Felsefe

Platon’un (Eflatun’un) Ruh Anlayışı Nedir? Psikolojik Görüşleri Nelerdir?

Eflâtunun ruh üzerine ileri sürdüğü düşünceler de ideler nazariyesi kadar önemlidir.

Gerçi, Eflâtun, ruh hakkındaki görüşlerinde, orphik inançların ve Pisagor’cu mistisizmin tesiri altında kalmıştır. Bununla birlikte o, bütün bu mistik ve dini anlayışları, kendi ideler nazariyesi ile orijinal bir şekilde birleştirmiştir.

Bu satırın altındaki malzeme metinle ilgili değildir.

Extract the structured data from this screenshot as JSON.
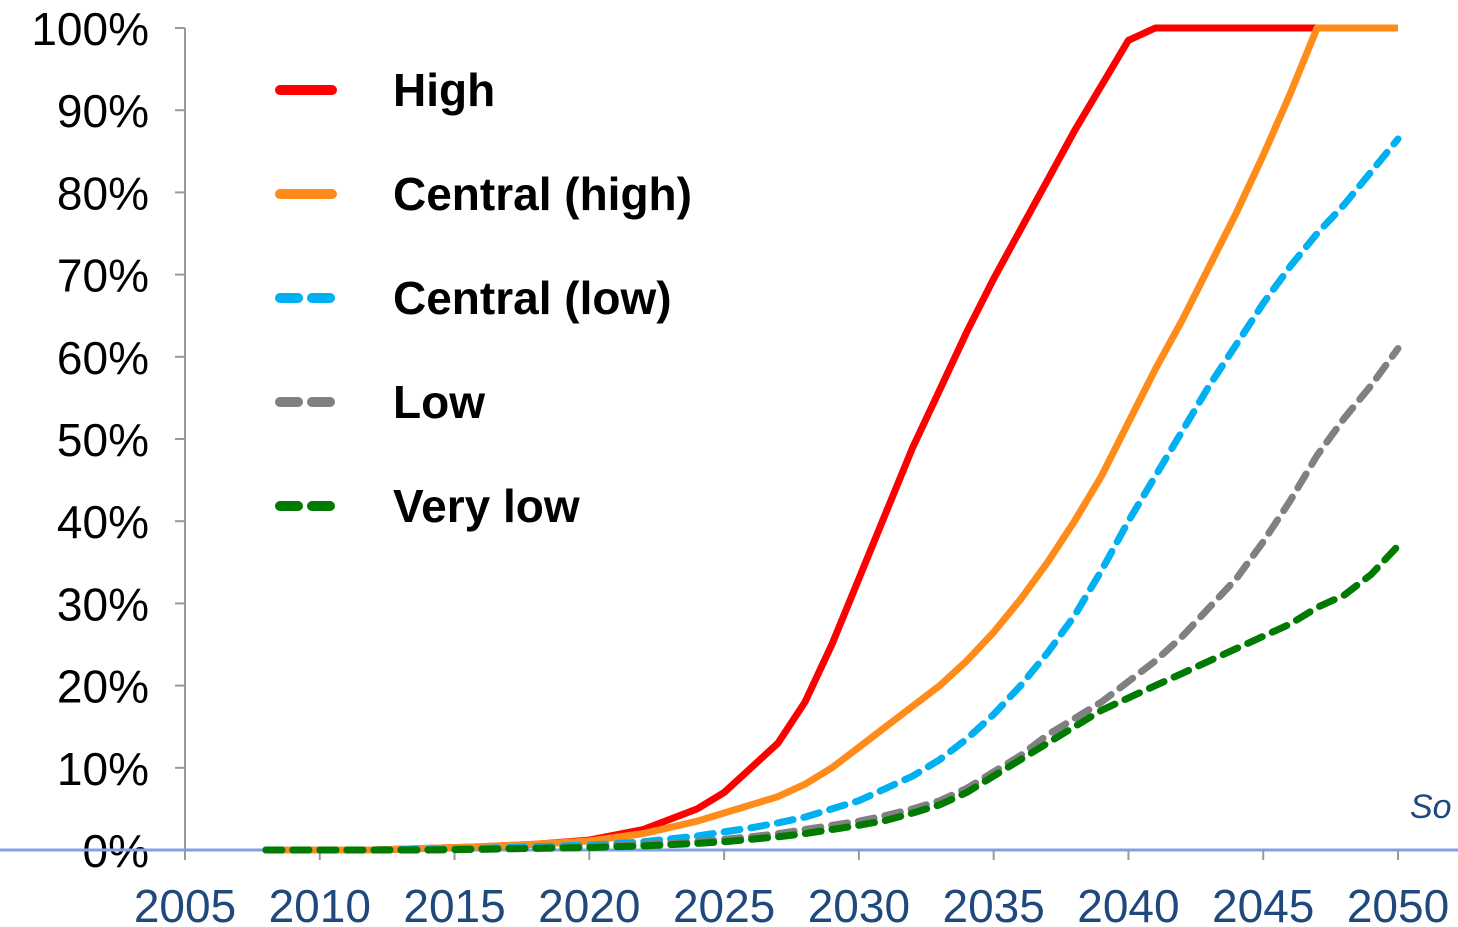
{
  "chart_data": {
    "type": "line",
    "title": "",
    "xlabel": "",
    "ylabel": "",
    "xlim": [
      2005,
      2050
    ],
    "ylim": [
      0,
      100
    ],
    "x_ticks": [
      "2005",
      "2010",
      "2015",
      "2020",
      "2025",
      "2030",
      "2035",
      "2040",
      "2045",
      "2050"
    ],
    "y_ticks": [
      "0%",
      "10%",
      "20%",
      "30%",
      "40%",
      "50%",
      "60%",
      "70%",
      "80%",
      "90%",
      "100%"
    ],
    "grid": false,
    "legend_position": "top-left",
    "x": [
      2008,
      2010,
      2012,
      2014,
      2016,
      2018,
      2020,
      2022,
      2024,
      2025,
      2026,
      2027,
      2028,
      2029,
      2030,
      2031,
      2032,
      2033,
      2034,
      2035,
      2036,
      2037,
      2038,
      2039,
      2040,
      2041,
      2042,
      2043,
      2044,
      2045,
      2046,
      2047,
      2048,
      2049,
      2050
    ],
    "series": [
      {
        "name": "High",
        "color": "#FF0000",
        "dash": "solid",
        "values": [
          0,
          0,
          0,
          0.2,
          0.4,
          0.7,
          1.2,
          2.5,
          5,
          7,
          10,
          13,
          18,
          25,
          33,
          41,
          49,
          56,
          63,
          69.5,
          75.5,
          81.5,
          87.5,
          93,
          98.5,
          100,
          100,
          100,
          100,
          100,
          100,
          100,
          100,
          100,
          100
        ]
      },
      {
        "name": "Central (high)",
        "color": "#FF8C1A",
        "dash": "solid",
        "values": [
          0,
          0,
          0,
          0.2,
          0.4,
          0.7,
          1.1,
          2,
          3.5,
          4.5,
          5.5,
          6.5,
          8,
          10,
          12.5,
          15,
          17.5,
          20,
          23,
          26.5,
          30.5,
          35,
          40,
          45.5,
          52,
          58.5,
          64.5,
          71,
          77.5,
          84.5,
          92,
          100,
          100,
          100,
          100
        ]
      },
      {
        "name": "Central (low)",
        "color": "#00B0F0",
        "dash": "dashed",
        "values": [
          0,
          0,
          0,
          0.1,
          0.2,
          0.4,
          0.6,
          1,
          1.7,
          2.2,
          2.7,
          3.3,
          4,
          5,
          6,
          7.5,
          9,
          11,
          13.5,
          16.5,
          20,
          24,
          28.5,
          34,
          40,
          45.5,
          51,
          56.5,
          61.5,
          66.5,
          71,
          75,
          78.5,
          82.5,
          86.5
        ]
      },
      {
        "name": "Low",
        "color": "#808080",
        "dash": "dashed",
        "values": [
          0,
          0,
          0,
          0,
          0.1,
          0.2,
          0.4,
          0.7,
          1,
          1.3,
          1.6,
          2,
          2.5,
          3,
          3.5,
          4.2,
          5,
          6,
          7.5,
          9.5,
          11.5,
          14,
          16,
          18,
          20.5,
          23,
          26,
          29.5,
          33,
          37.5,
          42.5,
          48,
          52.5,
          56.5,
          61
        ]
      },
      {
        "name": "Very low",
        "color": "#007A00",
        "dash": "dashed",
        "values": [
          0,
          0,
          0,
          0,
          0.1,
          0.2,
          0.3,
          0.5,
          0.8,
          1,
          1.3,
          1.6,
          2,
          2.5,
          3,
          3.6,
          4.5,
          5.5,
          7,
          9,
          11,
          13,
          15,
          17,
          18.5,
          20,
          21.5,
          23,
          24.5,
          26,
          27.5,
          29.5,
          31,
          33.5,
          37
        ]
      }
    ],
    "annotations": [
      "So"
    ]
  }
}
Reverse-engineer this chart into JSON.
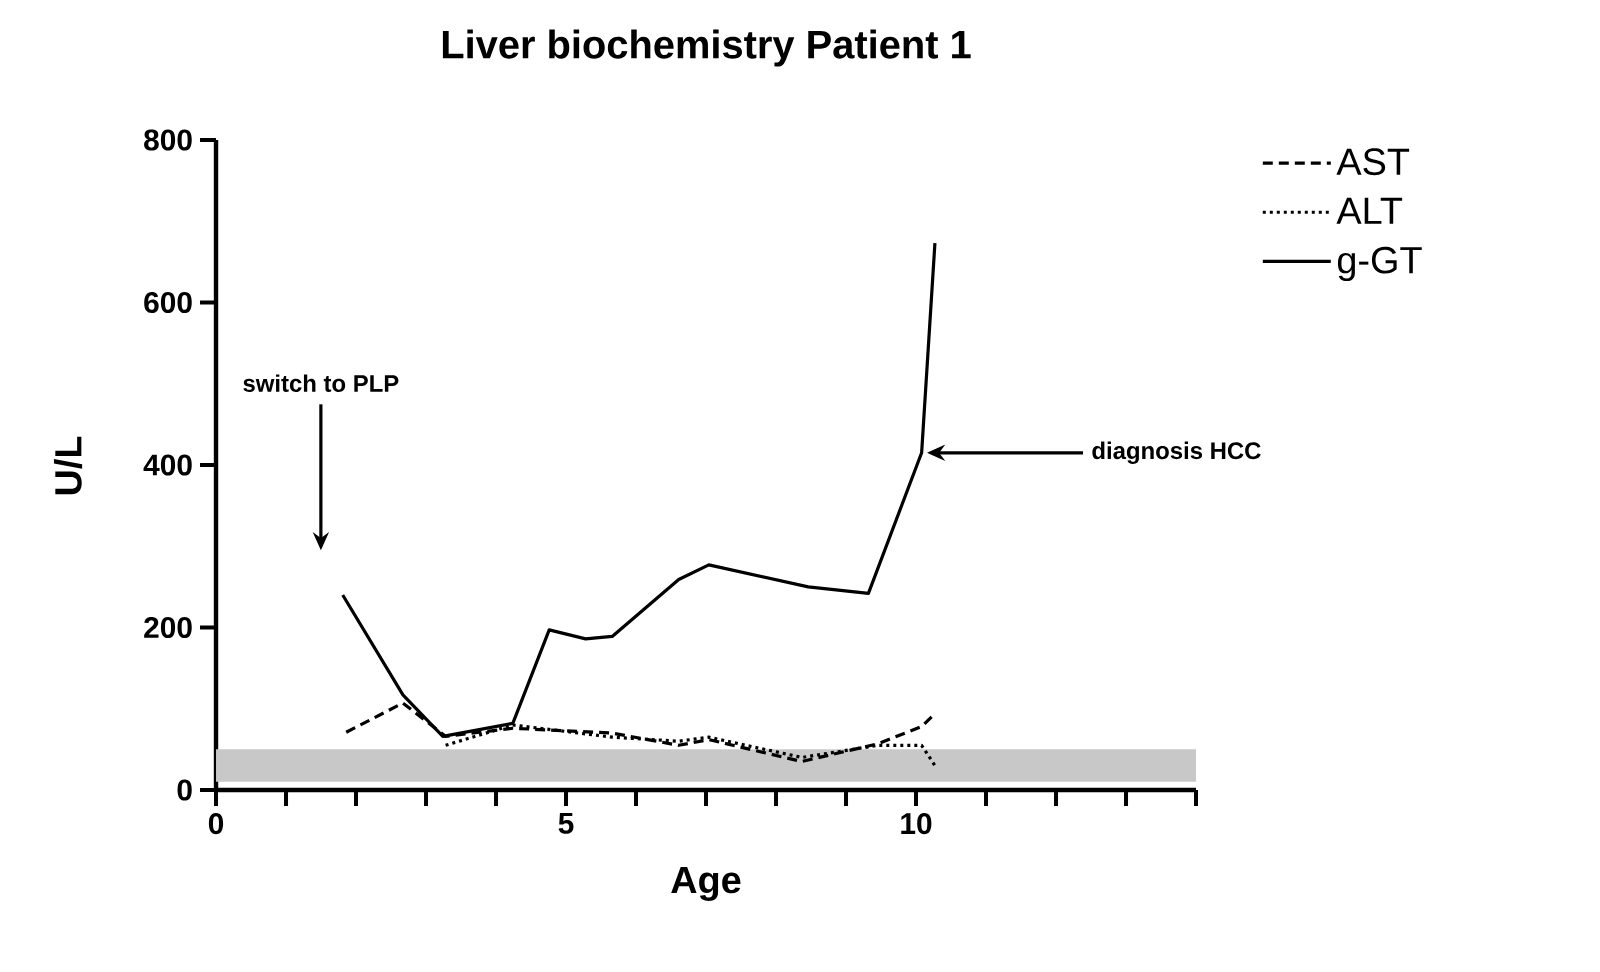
{
  "chart_data": {
    "type": "line",
    "title": "Liver biochemistry Patient 1",
    "xlabel": "Age",
    "ylabel": "U/L",
    "series": [
      {
        "name": "AST",
        "color": "#000000",
        "line_style": "dashed",
        "x": [
          1.86,
          2.67,
          3.28,
          4.24,
          5.66,
          6.61,
          7.04,
          8.37,
          9.46,
          10.08,
          10.27
        ],
        "values": [
          71,
          107,
          66,
          76,
          70,
          55,
          62,
          35,
          57,
          78,
          94
        ]
      },
      {
        "name": "ALT",
        "color": "#000000",
        "line_style": "dotted",
        "x": [
          3.28,
          4.24,
          5.66,
          6.61,
          7.04,
          8.37,
          9.46,
          10.08,
          10.27
        ],
        "values": [
          55,
          80,
          65,
          60,
          65,
          40,
          55,
          55,
          30
        ]
      },
      {
        "name": "g-GT",
        "color": "#000000",
        "line_style": "solid",
        "x": [
          1.81,
          2.67,
          3.24,
          4.24,
          4.76,
          5.28,
          5.66,
          6.61,
          7.04,
          8.46,
          9.32,
          10.08,
          10.27
        ],
        "values": [
          240,
          117,
          66,
          82,
          197,
          186,
          189,
          259,
          277,
          250,
          242,
          415,
          673
        ]
      }
    ],
    "bands": [
      {
        "axis": "y",
        "from": 10,
        "to": 50,
        "color": "#c8c8c8"
      }
    ],
    "annotations": [
      "switch to PLP",
      {
        "text": "diagnosis  HCC",
        "x": 10.1,
        "y": 415
      }
    ],
    "xlim": [
      0,
      14
    ],
    "ylim": [
      0,
      800
    ],
    "xticks": [
      0,
      {
        "value": 1,
        "label": null
      },
      {
        "value": 2,
        "label": null
      },
      {
        "value": 3,
        "label": null
      },
      {
        "value": 4,
        "label": null
      },
      5,
      {
        "value": 6,
        "label": null
      },
      {
        "value": 7,
        "label": null
      },
      {
        "value": 8,
        "label": null
      },
      {
        "value": 9,
        "label": null
      },
      10,
      {
        "value": 11,
        "label": null
      },
      {
        "value": 12,
        "label": null
      },
      {
        "value": 13,
        "label": null
      },
      {
        "value": 14,
        "label": null
      }
    ],
    "yticks": [
      0,
      200,
      400,
      600,
      800
    ],
    "grid": false,
    "legend": "right",
    "marker": "none"
  }
}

Eflâtun, ruh hakkındaki anlayışlarını, phaidon, Phaidros ve Devlet diyaloglarında açıklamıştır. Eski Yunan mistisizmi, ruhun Tanrıca bir kaynaktan çıktığına ve ölümsüz olduğuna inanır. Ancak ruh, işlenilen bir suç sonucunda yahut da Evren’e hâkim olan bir kanun yüzünden, gelip geçici bir vücut kalıbının içinde, bu dünyaya inmiştir. İnsan, sonlu olan bu vücut kalıbından, ölüm yoluyla kurtulur. Bununla birlikte, bu dünya yüzündeki davran ışına, bu dünya yüzünde yaşadığı hayatın değerine göre, yeni baştan, insan yahut da hayvan olarak, başka bir vücut kalıbı içinde, bir daha dünyaya gelir. Ruhun hedefi, içine sıkışıp kaldığı bu vücut kalıbından kurtulmaktır.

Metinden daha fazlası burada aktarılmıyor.